Così testimonia il cardinal Bassetti, a partire da sé: “Vorrei che in questo periodo di così grave sofferenza non sentissimo la croce come un peso insopportabile ma come una croce gloriosa. Perché la Sua dolce presenza e la Sua carezza nell’Eucarestia fanno sì che le braccia della croce diventino due ali, come diceva don Tonino Bello, che ci portano a Gesù".

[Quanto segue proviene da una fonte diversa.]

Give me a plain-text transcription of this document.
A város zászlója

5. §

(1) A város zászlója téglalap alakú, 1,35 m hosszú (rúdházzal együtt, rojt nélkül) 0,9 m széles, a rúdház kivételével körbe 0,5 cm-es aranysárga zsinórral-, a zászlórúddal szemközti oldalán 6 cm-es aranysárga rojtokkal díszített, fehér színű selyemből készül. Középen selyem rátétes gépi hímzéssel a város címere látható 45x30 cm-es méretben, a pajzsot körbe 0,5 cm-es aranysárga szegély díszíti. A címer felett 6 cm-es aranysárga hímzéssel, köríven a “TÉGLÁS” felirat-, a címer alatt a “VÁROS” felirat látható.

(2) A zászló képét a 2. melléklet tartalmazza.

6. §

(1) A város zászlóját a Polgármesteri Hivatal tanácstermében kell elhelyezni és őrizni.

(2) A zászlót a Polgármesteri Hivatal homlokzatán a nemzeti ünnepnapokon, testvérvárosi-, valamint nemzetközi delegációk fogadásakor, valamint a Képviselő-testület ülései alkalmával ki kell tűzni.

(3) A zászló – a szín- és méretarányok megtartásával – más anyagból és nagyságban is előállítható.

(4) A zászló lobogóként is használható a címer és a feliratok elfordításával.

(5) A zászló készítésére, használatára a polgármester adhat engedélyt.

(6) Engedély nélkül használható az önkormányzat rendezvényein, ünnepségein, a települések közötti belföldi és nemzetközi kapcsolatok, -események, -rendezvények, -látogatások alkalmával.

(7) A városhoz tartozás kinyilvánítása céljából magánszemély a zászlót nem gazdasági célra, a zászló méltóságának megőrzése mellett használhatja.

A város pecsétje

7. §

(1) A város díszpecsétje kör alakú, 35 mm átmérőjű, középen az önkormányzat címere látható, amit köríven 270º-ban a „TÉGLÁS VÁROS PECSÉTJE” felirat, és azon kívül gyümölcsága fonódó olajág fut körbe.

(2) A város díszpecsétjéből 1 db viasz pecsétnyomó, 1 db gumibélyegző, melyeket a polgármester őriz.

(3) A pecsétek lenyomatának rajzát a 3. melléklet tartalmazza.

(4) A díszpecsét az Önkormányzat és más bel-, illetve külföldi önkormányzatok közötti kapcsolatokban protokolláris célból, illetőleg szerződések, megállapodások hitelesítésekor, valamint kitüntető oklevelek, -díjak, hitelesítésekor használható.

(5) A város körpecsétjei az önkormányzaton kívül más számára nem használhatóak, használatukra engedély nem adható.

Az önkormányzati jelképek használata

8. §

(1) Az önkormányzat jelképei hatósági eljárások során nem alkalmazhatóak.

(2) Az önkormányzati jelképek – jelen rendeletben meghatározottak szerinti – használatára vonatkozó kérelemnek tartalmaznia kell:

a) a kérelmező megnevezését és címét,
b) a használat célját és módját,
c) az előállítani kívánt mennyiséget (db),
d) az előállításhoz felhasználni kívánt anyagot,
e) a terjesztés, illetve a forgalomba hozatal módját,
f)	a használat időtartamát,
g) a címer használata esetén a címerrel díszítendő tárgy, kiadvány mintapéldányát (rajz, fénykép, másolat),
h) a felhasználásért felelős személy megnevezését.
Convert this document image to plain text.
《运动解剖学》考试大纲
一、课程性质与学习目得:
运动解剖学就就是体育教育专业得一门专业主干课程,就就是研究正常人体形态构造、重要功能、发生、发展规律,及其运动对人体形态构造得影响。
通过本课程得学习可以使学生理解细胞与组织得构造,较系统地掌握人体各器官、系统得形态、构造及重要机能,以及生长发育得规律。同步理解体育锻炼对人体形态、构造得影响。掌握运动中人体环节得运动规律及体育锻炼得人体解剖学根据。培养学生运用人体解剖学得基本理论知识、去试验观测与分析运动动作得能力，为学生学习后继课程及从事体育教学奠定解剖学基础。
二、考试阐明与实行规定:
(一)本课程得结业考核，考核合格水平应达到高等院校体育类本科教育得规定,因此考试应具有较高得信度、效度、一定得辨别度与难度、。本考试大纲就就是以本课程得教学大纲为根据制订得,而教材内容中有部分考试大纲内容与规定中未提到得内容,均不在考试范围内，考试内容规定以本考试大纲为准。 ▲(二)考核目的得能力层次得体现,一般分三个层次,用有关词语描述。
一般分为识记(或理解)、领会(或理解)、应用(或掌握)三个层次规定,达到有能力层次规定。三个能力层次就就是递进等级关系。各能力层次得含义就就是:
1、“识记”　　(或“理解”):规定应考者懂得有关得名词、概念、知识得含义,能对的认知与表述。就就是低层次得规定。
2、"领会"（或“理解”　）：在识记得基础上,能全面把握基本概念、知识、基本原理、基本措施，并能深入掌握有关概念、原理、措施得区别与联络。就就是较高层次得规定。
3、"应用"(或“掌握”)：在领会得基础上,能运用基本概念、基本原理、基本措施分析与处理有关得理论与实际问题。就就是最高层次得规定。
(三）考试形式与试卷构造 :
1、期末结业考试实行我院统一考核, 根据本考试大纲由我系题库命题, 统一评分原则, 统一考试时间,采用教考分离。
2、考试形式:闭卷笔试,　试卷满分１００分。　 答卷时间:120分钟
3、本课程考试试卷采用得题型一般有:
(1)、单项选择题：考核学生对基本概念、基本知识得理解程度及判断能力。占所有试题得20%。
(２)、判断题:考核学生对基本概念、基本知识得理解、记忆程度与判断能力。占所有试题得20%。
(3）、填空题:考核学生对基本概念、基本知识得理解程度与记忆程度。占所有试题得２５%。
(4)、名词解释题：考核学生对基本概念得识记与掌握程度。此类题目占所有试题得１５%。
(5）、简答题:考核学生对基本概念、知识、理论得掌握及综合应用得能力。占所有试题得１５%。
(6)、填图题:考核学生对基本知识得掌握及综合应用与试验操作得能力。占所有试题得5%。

"Ritengo infatti, come scriveva Paolo, «che le sofferenze del momento presente non sono paragonabili alla gloria futura che dovrà essere rivelata in noi». Con «impazienza» noi aspettiamo di contemplare il volto di Dio poiché «nella speranza noi siamo stati salvati» (Rom 8, 18.24). Pertanto, è assolutamente necessario sperare contro ogni speranza, «Spes contra spem». Perché, come ha scritto Charles Péguy, la Speranza è una bambina «irriducibile». Rispetto alla Fede che «è una sposa fedele» e alla Carità che «è una Madre», la Speranza sembra, in prima battuta, che non valga nulla. E invece è esattamente il contrario: sarà proprio la Speranza, scrive Péguy, «che è venuta al mondo il giorno di Natale» e che «portando le altre, traverserà i mondi»".


La redazione della Nuova Bussola Quotidiana rivolge i più sentiti auguri di pronta guarigione al Card. Gualtiero Bassetti, assicurandoGli le sue preghiere.